Adaptive Testing and Debugging of NLP Models
Marco Tulio Ribeiro | Scott Lundberg
Proceedings of the 60th Annual Meeting of the Association for Computational Linguistics (Volume 1: Long Papers)
Current approaches to testing and debugging NLP models rely on highly variable human creativity and extensive labor, or only work for a very restrictive class of bugs. We present AdaTest, a process which uses large scale language models (LMs) in partnership with human feedback to automatically write unit tests highlighting bugs in a target model. Such bugs are then addressed through an iterative text-fix-retest loop, inspired by traditional software development. In experiments with expert and non-expert users and commercial / research models for 8 different tasks, AdaTest makes users 5-10x more effective at finding bugs than current approaches, and helps users effectively fix bugs without adding new bugs.
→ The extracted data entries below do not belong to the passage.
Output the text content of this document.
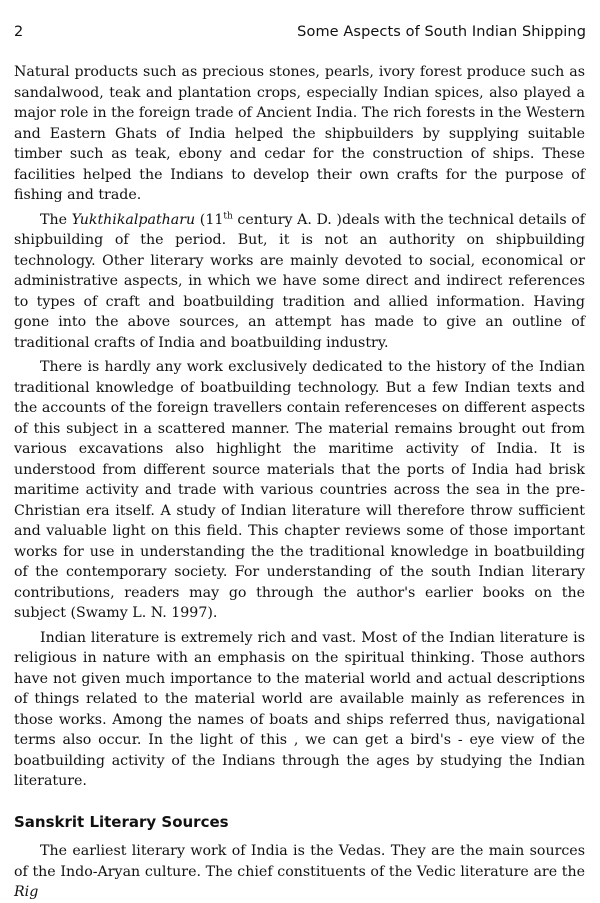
2	Some Aspects of South Indian Shipping

Natural products such as precious stones, pearls, ivory forest produce such as sandalwood, teak and plantation crops, especially Indian spices, also played a major role in the foreign trade of Ancient India. The rich forests in the Western and Eastern Ghats of India helped the shipbuilders by supplying suitable timber such as teak, ebony and cedar for the construction of ships. These facilities helped the Indians to develop their own crafts for the purpose of fishing and trade.

The Yukthikalpatharu (11th century A. D. )deals with the technical details of shipbuilding of the period. But, it is not an authority on shipbuilding technology. Other literary works are mainly devoted to social, economical or administrative aspects, in which we have some direct and indirect references to types of craft and boatbuilding tradition and allied information. Having gone into the above sources, an attempt has made to give an outline of traditional crafts of India and boatbuilding industry.

There is hardly any work exclusively dedicated to the history of the Indian traditional knowledge of boatbuilding technology. But a few Indian texts and the accounts of the foreign travellers contain referenceses on different aspects of this subject in a scattered manner. The material remains brought out from various excavations also highlight the maritime activity of India. It is understood from different source materials that the ports of India had brisk maritime activity and trade with various countries across the sea in the pre-Christian era itself. A study of Indian literature will therefore throw sufficient and valuable light on this field. This chapter reviews some of those important works for use in understanding the the traditional knowledge in boatbuilding of the contemporary society. For understanding of the south Indian literary contributions, readers may go through the author's earlier books on the subject (Swamy L. N. 1997).

Indian literature is extremely rich and vast. Most of the Indian literature is religious in nature with an emphasis on the spiritual thinking. Those authors have not given much importance to the material world and actual descriptions of things related to the material world are available mainly as references in those works. Among the names of boats and ships referred thus, navigational terms also occur. In the light of this , we can get a bird's - eye view of the boatbuilding activity of the Indians through the ages by studying the Indian literature.

Sanskrit Literary Sources

The earliest literary work of India is the Vedas. They are the main sources of the Indo-Aryan culture. The chief constituents of the Vedic literature are the Rig
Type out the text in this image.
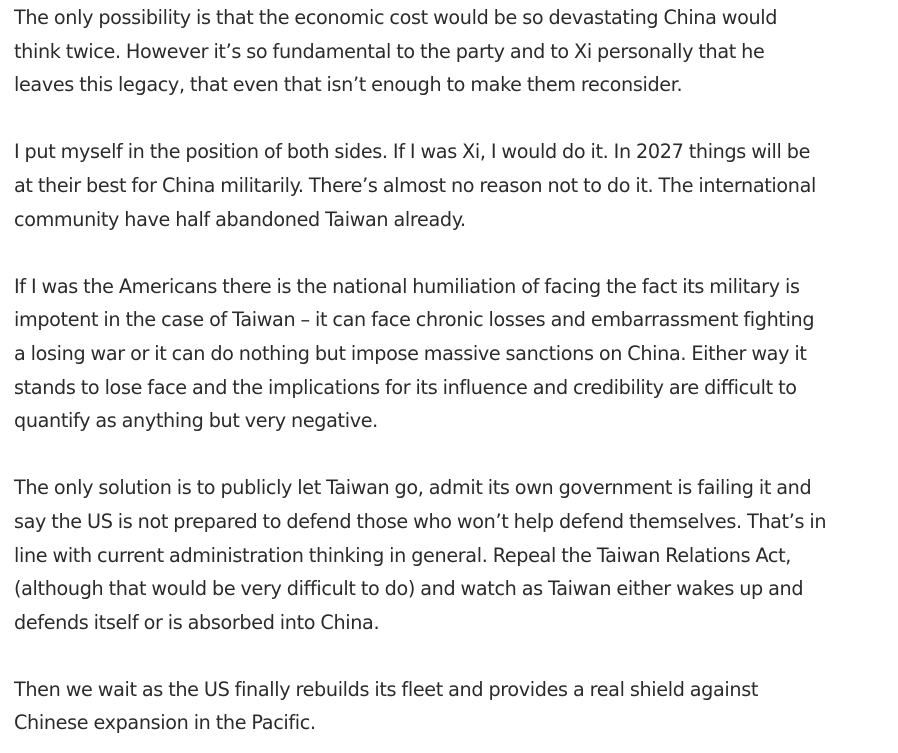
The only possibility is that the economic cost would be so devastating China would
think twice. However it’s so fundamental to the party and to Xi personally that he
leaves this legacy, that even that isn’t enough to make them reconsider.

I put myself in the position of both sides. If I was Xi, I would do it. In 2027 things will be
at their best for China militarily. There’s almost no reason not to do it. The international
community have half abandoned Taiwan already.

If I was the Americans there is the national humiliation of facing the fact its military is
impotent in the case of Taiwan – it can face chronic losses and embarrassment fighting
a losing war or it can do nothing but impose massive sanctions on China. Either way it
stands to lose face and the implications for its influence and credibility are difficult to
quantify as anything but very negative.

The only solution is to publicly let Taiwan go, admit its own government is failing it and
say the US is not prepared to defend those who won’t help defend themselves. That’s in
line with current administration thinking in general. Repeal the Taiwan Relations Act,
(although that would be very difficult to do) and watch as Taiwan either wakes up and
defends itself or is absorbed into China.

Then we wait as the US finally rebuilds its fleet and provides a real shield against
Chinese expansion in the Pacific.
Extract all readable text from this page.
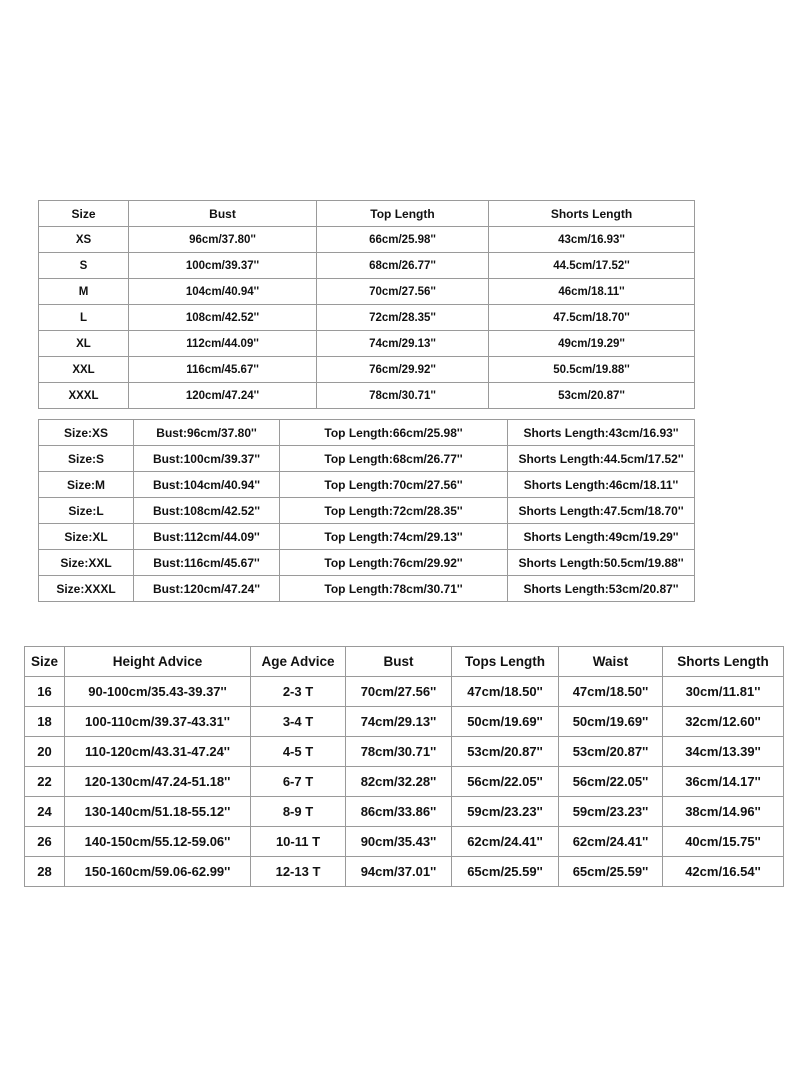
Size	Bust	Top Length	Shorts Length
XS	96cm/37.80''	66cm/25.98''	43cm/16.93''
S	100cm/39.37''	68cm/26.77''	44.5cm/17.52''
M	104cm/40.94''	70cm/27.56''	46cm/18.11''
L	108cm/42.52''	72cm/28.35''	47.5cm/18.70''
XL	112cm/44.09''	74cm/29.13''	49cm/19.29''
XXL	116cm/45.67''	76cm/29.92''	50.5cm/19.88''
XXXL	120cm/47.24''	78cm/30.71''	53cm/20.87''
Size:XS	Bust:96cm/37.80''	Top Length:66cm/25.98''	Shorts Length:43cm/16.93''
Size:S	Bust:100cm/39.37''	Top Length:68cm/26.77''	Shorts Length:44.5cm/17.52''
Size:M	Bust:104cm/40.94''	Top Length:70cm/27.56''	Shorts Length:46cm/18.11''
Size:L	Bust:108cm/42.52''	Top Length:72cm/28.35''	Shorts Length:47.5cm/18.70''
Size:XL	Bust:112cm/44.09''	Top Length:74cm/29.13''	Shorts Length:49cm/19.29''
Size:XXL	Bust:116cm/45.67''	Top Length:76cm/29.92''	Shorts Length:50.5cm/19.88''
Size:XXXL	Bust:120cm/47.24''	Top Length:78cm/30.71''	Shorts Length:53cm/20.87''
Size	Height Advice	Age Advice	Bust	Tops Length	Waist	Shorts Length
16	90-100cm/35.43-39.37''	2-3 T	70cm/27.56''	47cm/18.50''	47cm/18.50''	30cm/11.81''
18	100-110cm/39.37-43.31''	3-4 T	74cm/29.13''	50cm/19.69''	50cm/19.69''	32cm/12.60''
20	110-120cm/43.31-47.24''	4-5 T	78cm/30.71''	53cm/20.87''	53cm/20.87''	34cm/13.39''
22	120-130cm/47.24-51.18''	6-7 T	82cm/32.28''	56cm/22.05''	56cm/22.05''	36cm/14.17''
24	130-140cm/51.18-55.12''	8-9 T	86cm/33.86''	59cm/23.23''	59cm/23.23''	38cm/14.96''
26	140-150cm/55.12-59.06''	10-11 T	90cm/35.43''	62cm/24.41''	62cm/24.41''	40cm/15.75''
28	150-160cm/59.06-62.99''	12-13 T	94cm/37.01''	65cm/25.59''	65cm/25.59''	42cm/16.54''
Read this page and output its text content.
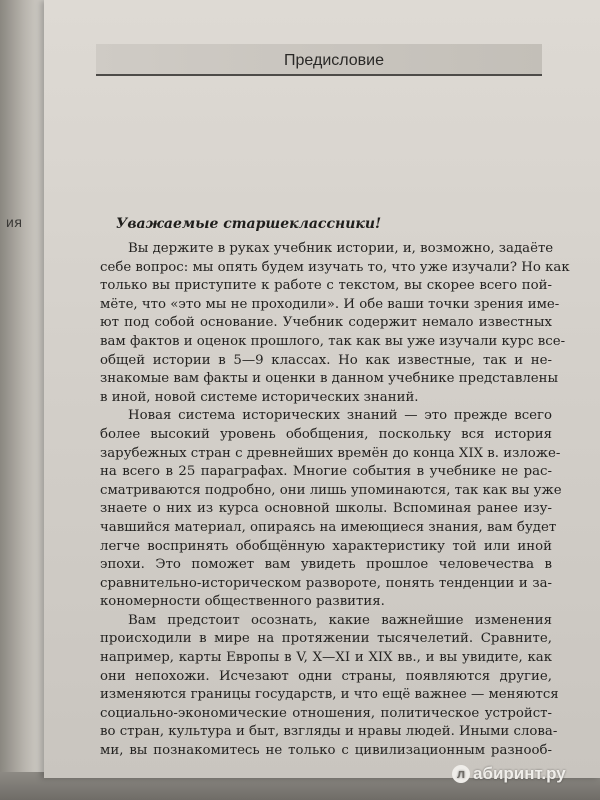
ия
Предисловие
Уважаемые старшеклассники!
Вы держите в руках учебник истории, и, возможно, задаёте
себе вопрос: мы опять будем изучать то, что уже изучали? Но как
только вы приступите к работе с текстом, вы скорее всего пой-
мёте, что «это мы не проходили». И обе ваши точки зрения име-
ют под собой основание. Учебник содержит немало известных
вам фактов и оценок прошлого, так как вы уже изучали курс все-
общей истории в 5—9 классах. Но как известные, так и не-
знакомые вам факты и оценки в данном учебнике представлены
в иной, новой системе исторических знаний.
Новая система исторических знаний — это прежде всего
более высокий уровень обобщения, поскольку вся история
зарубежных стран с древнейших времён до конца XIX в. изложе-
на всего в 25 параграфах. Многие события в учебнике не рас-
сматриваются подробно, они лишь упоминаются, так как вы уже
знаете о них из курса основной школы. Вспоминая ранее изу-
чавшийся материал, опираясь на имеющиеся знания, вам будет
легче воспринять обобщённую характеристику той или иной
эпохи. Это поможет вам увидеть прошлое человечества в
сравнительно-историческом развороте, понять тенденции и за-
кономерности общественного развития.
Вам предстоит осознать, какие важнейшие изменения
происходили в мире на протяжении тысячелетий. Сравните,
например, карты Европы в V, X—XI и XIX вв., и вы увидите, как
они непохожи. Исчезают одни страны, появляются другие,
изменяются границы государств, и что ещё важнее — меняются
социально-экономические отношения, политическое устройст-
во стран, культура и быт, взгляды и нравы людей. Иными слова-
ми, вы познакомитесь не только с цивилизационным разнооб-
л абиринт.ру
Fixing Model Bugs with Natural Language Patches
Shikhar Murty | Christopher Manning | Scott Lundberg | Marco Tulio Ribeiro
Proceedings of the 2022 Conference on Empirical Methods in Natural Language Processing
Current approaches for fixing systematic problems in NLP models (e.g., regex patches, finetuning on more data) are either brittle, or labor-intensive and liable to shortcuts. In contrast, humans often provide corrections to each other through natural language. Taking inspiration from this, we explore natural language patches—declarative statements that allow developers to provide corrective feedback at the right level of abstraction, either overriding the model (“if a review gives 2 stars, the sentiment is negative”) or providing additional information the model may lack (“if something is described as the bomb, then it is good”). We model the task of determining if a patch applies separately from the task of integrating patch information, and show that with a small amount of synthetic data, we can teach models to effectively use real patches on real data—1 to 7 patches improve accuracy by ~1–4 accuracy points on different slices of a sentiment analysis dataset, and F1 by 7 points on a relation extraction dataset. Finally, we show that finetuning on as many as 100 labeled examples may be needed to match the performance of a small set of language patches.